Blind Man Drives Autorickshaw; No One Hurt


New Year’s morning found Isaac inordinately crabby and complainy, even for him: I slept for hours as he warned of mounting hunger pangs, and when we finally made it out of our guesthouse I deemed Kashi, our favorite cafĂ© in Fort Cohin, too crowded with tourists for my taste, dragging him to a malarial “eco” garden restaurant where he waited yet another forty minutes for stale toast. A subsequent cold coffee at Kashi restored his spirits somewhat, but what really turned his frown upside down was seeing the flag drop for The Rickshaw Run, in which over sixty autorickshaw teams from countries with traffic laws attempt to race each other over the potholed, cow-infested streets between Fort Cochin and Katmandu, a distance of over 2,000 miles, in two weeks. He rhapsodized about the race all day, until our new expat friend Mathew, who keeps an autorickshaw handy for dissertation breaks during the monsoon season, offered to let him drive his.

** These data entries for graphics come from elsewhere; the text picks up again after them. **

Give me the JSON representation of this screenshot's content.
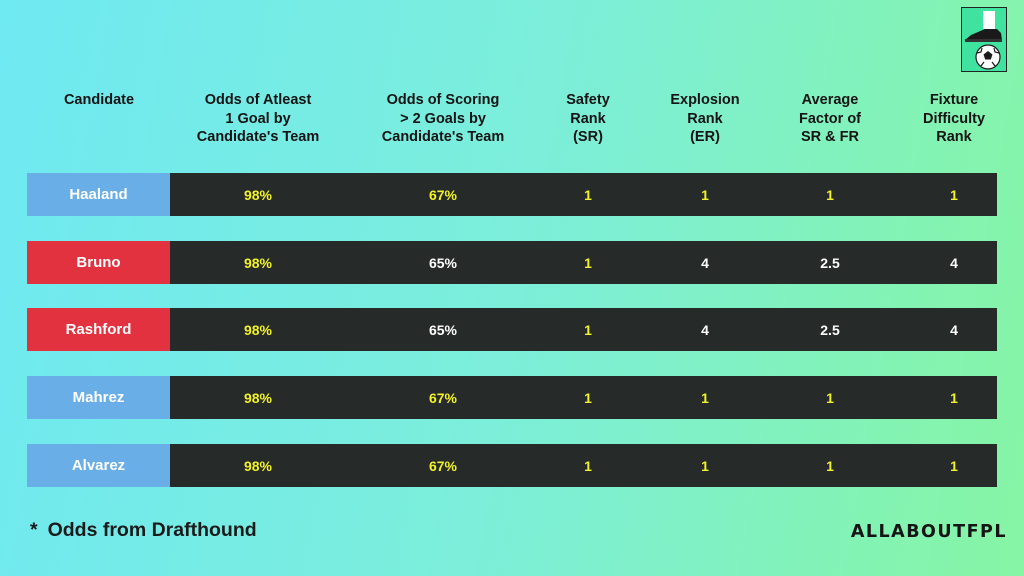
{
  "headers": [
    "Candidate",
    "Odds of Atleast\n1 Goal by\nCandidate's Team",
    "Odds of Scoring\n> 2 Goals by\nCandidate's Team",
    "Safety\nRank\n(SR)",
    "Explosion\nRank\n(ER)",
    "Average\nFactor of\nSR & FR",
    "Fixture\nDifficulty\nRank"
  ],
  "rows": [
    {
      "name": "Haaland",
      "name_color": "blue",
      "odds1": "98%",
      "odds2": "67%",
      "odds2_color": "yellow",
      "sr": "1",
      "sr_color": "yellow",
      "er": "1",
      "er_color": "yellow",
      "avg": "1",
      "avg_color": "yellow",
      "fdr": "1",
      "fdr_color": "yellow"
    },
    {
      "name": "Bruno",
      "name_color": "red",
      "odds1": "98%",
      "odds2": "65%",
      "odds2_color": "white",
      "sr": "1",
      "sr_color": "yellow",
      "er": "4",
      "er_color": "white",
      "avg": "2.5",
      "avg_color": "white",
      "fdr": "4",
      "fdr_color": "white"
    },
    {
      "name": "Rashford",
      "name_color": "red",
      "odds1": "98%",
      "odds2": "65%",
      "odds2_color": "white",
      "sr": "1",
      "sr_color": "yellow",
      "er": "4",
      "er_color": "white",
      "avg": "2.5",
      "avg_color": "white",
      "fdr": "4",
      "fdr_color": "white"
    },
    {
      "name": "Mahrez",
      "name_color": "blue",
      "odds1": "98%",
      "odds2": "67%",
      "odds2_color": "yellow",
      "sr": "1",
      "sr_color": "yellow",
      "er": "1",
      "er_color": "yellow",
      "avg": "1",
      "avg_color": "yellow",
      "fdr": "1",
      "fdr_color": "yellow"
    },
    {
      "name": "Alvarez",
      "name_color": "blue",
      "odds1": "98%",
      "odds2": "67%",
      "odds2_color": "yellow",
      "sr": "1",
      "sr_color": "yellow",
      "er": "1",
      "er_color": "yellow",
      "avg": "1",
      "avg_color": "yellow",
      "fdr": "1",
      "fdr_color": "yellow"
    }
  ],
  "footnote": {
    "star": "*",
    "text": "Odds from Drafthound"
  },
  "brand": "ALLABOUTFPL",
  "logo_icon": "football-boot-and-ball-icon",
  "colors": {
    "blue_name": "#6aaee8",
    "red_name": "#e2313f",
    "bar": "#262a28",
    "yellow": "#f1f22a",
    "white": "#ffffff"
  }
}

Several days later Isaac and I met Mathew in front of the Santa Cruz Basilica and drove south to the Veli field, a dusty parade ground adjacent to the municipal crematorium and the Little Flower Church Cemetery. Isaac wasn’t the only student that day: we saw ladies being tutored by the St. Jude’s School of Motor Driving and Mathew’s wife Susana, who never learned to ride a bike growing up in Cairo, was practicing independently on a rusty three speed without working brakes.

Isaac had some trouble starting the autorickshaw, but once Mathew got it going, he took right off. Of course, if you give a license-less man a taste of motorized power, he is loath to give it up, and Isaac made three or four long passes before he stopped to take us on as passengers. We bumped around the Veli field with Isaac changing gears, dodging novice scooter riders, honking the horn; Mathew proclaimed him a natural. But perhaps it’s for the best Mathew remembered he had laundry to drop off at the dhobi khana next door and interrupted our jaunt: Isaac, grown bold, was anxious to try some “maneuvers”—perhaps reversing at full-speed, as Mathew had rehearsed in his former capacity as an Iraq-bound Australian diplomat?

Alas, no stunts for Isaac. When Mathew tried to re-start his vehicle, it simply shuddered with the same painful metal-scraping-metal noise we had briefly heard and ignored earlier, on our ride to the field. This time, though, the noise persisted. The left axle turned out to be broken, and divine intervention must have kept it functioning long enough for the blind man to have his ride. Eight hundred rupees and one enterprising mechanic eventually fixed the problem, but that afternoon, Isaac’s driving lesson ended with the boys pushing the vehicle into the shade while we sat and waited for help. But I don't think this is the end of the story...

Mathew has plans to cover his autorickshaw with chrome paint (the black-and-yellow is reserved for taxis); unbeknownst to him, Isaac has plans to adds plans to add airplane wings and film a music video. And I have a sure-fire way to lure Isaac back to India.